Anna Maria Pettersson (5 January 1861 – 6 September 1929) was a Swedish lawyer. She was the first woman in Sweden to set up a legal agency, run by a woman, which was aimed primarily at female clients. Pettersson was also active in the Swedish National Association for Women's Suffrage (FKPR).

==Life==
Anna Pettersson was born in Uppsala to the gardener Johan Fredrik Pettersson and Charlotta Amalia Günlsdorff. She never married. She trained to be a language teacher, but was always interested in the law and educated herself in law as an autodidact. Between 1890 and 1901, she worked as a clerk at the local law court of Uppsala, and from 1901 to 1904, at the law firm of Victor Wennerholm in Stockholm.

In 1904, she founded her own legal agency, the Kvinnliga Juridiska Byrån ('Women's Legal Bureau') in Stockholm. She thereby became the first woman in Sweden to start a legal agency, run by a woman, and with primarily female clients. She specialised in legal advice to women in matters of family issues, particularly divorce and women's property rights, which was a complicated issue in the early 20th century, when a woman's rights differed greatly depending on her marital status. She was known to give legal advice free of charge to women who could not pay.

Anna Pettersson was a member of the Fredrika Bremer Association women's rights organisation as well as a member of the board of the Swedish National Association for Women's Suffrage, and wrote articles about women's legal and marriage rights, nationally (in the women's magazine Dagny, for example) and internationally.

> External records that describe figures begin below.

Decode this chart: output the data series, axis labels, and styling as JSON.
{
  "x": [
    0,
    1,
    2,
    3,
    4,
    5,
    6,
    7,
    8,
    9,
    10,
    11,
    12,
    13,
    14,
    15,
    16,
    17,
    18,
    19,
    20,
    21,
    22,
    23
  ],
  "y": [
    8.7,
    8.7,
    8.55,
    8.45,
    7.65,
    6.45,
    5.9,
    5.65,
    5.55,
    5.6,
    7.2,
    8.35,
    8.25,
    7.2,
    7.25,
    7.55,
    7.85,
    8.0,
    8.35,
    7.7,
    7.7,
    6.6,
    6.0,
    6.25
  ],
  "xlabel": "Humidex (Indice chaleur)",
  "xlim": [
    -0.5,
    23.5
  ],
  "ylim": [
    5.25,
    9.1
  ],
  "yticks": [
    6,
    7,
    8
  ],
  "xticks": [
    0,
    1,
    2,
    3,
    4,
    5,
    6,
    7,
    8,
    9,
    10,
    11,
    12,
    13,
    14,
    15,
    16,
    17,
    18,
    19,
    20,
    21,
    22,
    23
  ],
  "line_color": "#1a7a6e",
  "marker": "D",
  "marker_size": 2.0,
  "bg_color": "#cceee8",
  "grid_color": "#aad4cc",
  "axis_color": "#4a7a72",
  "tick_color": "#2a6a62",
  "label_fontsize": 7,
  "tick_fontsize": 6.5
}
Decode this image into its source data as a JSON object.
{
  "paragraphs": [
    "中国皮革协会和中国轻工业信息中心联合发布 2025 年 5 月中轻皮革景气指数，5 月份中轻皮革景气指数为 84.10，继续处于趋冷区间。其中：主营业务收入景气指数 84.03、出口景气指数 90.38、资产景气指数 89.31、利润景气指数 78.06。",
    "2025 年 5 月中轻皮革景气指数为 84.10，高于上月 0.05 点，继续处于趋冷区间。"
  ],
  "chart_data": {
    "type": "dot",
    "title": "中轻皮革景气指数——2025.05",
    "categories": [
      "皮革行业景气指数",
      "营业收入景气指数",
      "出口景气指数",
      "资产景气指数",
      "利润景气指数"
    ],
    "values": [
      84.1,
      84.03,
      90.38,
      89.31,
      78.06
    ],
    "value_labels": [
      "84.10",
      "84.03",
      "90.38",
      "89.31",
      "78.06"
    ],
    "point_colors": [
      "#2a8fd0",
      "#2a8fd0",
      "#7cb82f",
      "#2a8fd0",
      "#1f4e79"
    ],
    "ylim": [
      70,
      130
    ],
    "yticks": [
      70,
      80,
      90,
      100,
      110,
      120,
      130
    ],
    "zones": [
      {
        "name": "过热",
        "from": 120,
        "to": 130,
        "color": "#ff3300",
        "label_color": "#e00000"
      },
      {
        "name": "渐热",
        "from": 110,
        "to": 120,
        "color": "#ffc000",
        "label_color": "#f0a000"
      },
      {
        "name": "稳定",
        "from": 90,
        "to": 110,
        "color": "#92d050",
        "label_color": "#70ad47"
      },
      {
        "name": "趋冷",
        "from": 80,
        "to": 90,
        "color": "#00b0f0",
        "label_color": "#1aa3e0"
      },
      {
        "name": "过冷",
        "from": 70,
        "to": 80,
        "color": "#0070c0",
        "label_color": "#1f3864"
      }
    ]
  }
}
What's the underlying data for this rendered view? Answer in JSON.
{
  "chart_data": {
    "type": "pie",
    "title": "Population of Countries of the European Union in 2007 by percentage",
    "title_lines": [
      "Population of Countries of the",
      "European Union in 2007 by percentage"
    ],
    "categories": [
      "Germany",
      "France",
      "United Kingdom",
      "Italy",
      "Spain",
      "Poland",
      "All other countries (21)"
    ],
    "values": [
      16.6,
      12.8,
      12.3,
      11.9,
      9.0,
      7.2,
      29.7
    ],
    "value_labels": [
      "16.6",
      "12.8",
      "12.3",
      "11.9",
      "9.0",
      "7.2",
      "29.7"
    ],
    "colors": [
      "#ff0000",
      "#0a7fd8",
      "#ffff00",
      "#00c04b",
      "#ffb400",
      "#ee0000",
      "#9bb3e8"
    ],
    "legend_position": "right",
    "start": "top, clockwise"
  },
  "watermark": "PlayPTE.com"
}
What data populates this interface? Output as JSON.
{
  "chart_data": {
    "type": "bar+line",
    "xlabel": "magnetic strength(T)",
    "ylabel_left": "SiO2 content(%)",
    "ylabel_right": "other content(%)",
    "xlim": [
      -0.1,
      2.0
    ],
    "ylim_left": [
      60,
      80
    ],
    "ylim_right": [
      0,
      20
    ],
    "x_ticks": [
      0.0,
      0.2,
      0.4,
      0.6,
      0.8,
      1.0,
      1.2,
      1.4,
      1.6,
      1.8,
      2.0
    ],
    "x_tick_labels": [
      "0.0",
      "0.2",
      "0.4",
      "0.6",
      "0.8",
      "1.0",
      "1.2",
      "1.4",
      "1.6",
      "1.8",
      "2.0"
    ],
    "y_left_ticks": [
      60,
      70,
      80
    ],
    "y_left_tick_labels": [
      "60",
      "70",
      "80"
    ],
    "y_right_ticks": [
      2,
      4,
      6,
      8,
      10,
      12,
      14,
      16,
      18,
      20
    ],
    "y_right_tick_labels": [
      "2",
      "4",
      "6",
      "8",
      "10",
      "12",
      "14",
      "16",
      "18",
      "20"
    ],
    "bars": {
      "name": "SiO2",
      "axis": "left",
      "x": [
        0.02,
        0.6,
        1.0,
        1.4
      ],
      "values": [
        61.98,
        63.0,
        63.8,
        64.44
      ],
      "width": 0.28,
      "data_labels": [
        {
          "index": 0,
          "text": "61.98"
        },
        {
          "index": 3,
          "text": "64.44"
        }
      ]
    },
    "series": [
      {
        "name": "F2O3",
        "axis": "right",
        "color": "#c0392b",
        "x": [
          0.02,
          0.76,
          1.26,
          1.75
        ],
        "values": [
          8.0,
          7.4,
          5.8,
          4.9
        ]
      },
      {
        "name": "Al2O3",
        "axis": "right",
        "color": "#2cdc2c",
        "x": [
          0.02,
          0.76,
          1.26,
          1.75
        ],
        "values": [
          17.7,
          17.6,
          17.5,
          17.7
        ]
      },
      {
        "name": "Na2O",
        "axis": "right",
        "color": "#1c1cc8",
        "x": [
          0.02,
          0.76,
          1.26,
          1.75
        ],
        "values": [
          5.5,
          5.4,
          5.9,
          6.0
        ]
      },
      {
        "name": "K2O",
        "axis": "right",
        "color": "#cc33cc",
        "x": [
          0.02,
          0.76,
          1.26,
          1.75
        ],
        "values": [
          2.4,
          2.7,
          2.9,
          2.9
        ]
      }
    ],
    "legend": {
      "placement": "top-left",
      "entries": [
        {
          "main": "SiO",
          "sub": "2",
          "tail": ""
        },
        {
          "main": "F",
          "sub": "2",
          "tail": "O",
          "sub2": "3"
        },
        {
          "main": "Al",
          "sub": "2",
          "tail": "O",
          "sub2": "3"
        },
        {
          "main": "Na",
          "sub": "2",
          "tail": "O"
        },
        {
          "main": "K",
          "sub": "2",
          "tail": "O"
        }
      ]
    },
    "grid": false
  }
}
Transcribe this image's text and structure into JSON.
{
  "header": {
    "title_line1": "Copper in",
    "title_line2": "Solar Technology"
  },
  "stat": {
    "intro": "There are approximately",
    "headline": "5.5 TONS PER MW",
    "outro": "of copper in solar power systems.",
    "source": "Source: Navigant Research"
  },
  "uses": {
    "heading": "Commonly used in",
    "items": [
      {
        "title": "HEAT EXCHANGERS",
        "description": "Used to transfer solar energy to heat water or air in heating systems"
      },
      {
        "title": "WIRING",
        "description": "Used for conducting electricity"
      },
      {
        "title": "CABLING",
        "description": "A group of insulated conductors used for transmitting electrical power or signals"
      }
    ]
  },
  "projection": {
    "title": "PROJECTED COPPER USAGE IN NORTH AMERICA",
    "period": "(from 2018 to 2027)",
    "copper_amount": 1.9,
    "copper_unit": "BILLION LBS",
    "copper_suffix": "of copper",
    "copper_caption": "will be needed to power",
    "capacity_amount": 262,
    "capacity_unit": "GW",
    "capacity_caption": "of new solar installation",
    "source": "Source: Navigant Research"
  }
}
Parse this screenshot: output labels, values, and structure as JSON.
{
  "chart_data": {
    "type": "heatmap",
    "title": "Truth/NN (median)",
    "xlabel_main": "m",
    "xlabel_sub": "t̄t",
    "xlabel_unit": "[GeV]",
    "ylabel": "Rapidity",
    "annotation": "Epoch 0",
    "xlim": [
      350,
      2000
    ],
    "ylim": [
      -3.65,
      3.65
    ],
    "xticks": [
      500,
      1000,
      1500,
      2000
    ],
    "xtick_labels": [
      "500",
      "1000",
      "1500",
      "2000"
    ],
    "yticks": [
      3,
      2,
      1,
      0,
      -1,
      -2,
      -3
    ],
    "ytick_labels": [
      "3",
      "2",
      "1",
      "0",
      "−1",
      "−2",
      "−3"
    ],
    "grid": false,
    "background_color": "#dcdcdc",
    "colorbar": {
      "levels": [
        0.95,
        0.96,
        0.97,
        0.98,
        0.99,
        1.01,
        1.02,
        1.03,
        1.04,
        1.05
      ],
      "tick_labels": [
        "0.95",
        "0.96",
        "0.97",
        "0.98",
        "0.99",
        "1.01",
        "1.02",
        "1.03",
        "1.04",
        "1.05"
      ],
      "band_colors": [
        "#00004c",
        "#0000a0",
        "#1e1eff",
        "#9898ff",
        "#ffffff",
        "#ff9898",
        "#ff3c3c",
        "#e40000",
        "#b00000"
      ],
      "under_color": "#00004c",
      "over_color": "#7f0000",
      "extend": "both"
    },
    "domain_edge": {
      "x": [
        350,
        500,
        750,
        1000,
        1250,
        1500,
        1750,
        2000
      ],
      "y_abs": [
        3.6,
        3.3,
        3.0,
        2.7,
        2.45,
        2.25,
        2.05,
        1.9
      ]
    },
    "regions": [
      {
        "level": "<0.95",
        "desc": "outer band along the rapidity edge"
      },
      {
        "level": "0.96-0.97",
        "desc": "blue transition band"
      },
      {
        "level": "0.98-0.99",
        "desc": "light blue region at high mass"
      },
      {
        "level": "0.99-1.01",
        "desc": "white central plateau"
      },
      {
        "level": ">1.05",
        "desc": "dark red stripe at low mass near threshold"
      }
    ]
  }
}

She was supported by Elsa Eschelsson, Sofia Gumaelius and Agda Montelius. Eschelsson occasionally assisted her with legal advice, and encouraged her to continue as long as she had clients. However, while it was not illegal for a person without formal training to offer legal advice, her practice was all the same questioned by lawyers. Her bureau was highly successful among women. In 1915, she retired and left her bureau to Eva Andén, Sweden's first formally trained female lawyer.

Pettersson died in Stockholm in 1929.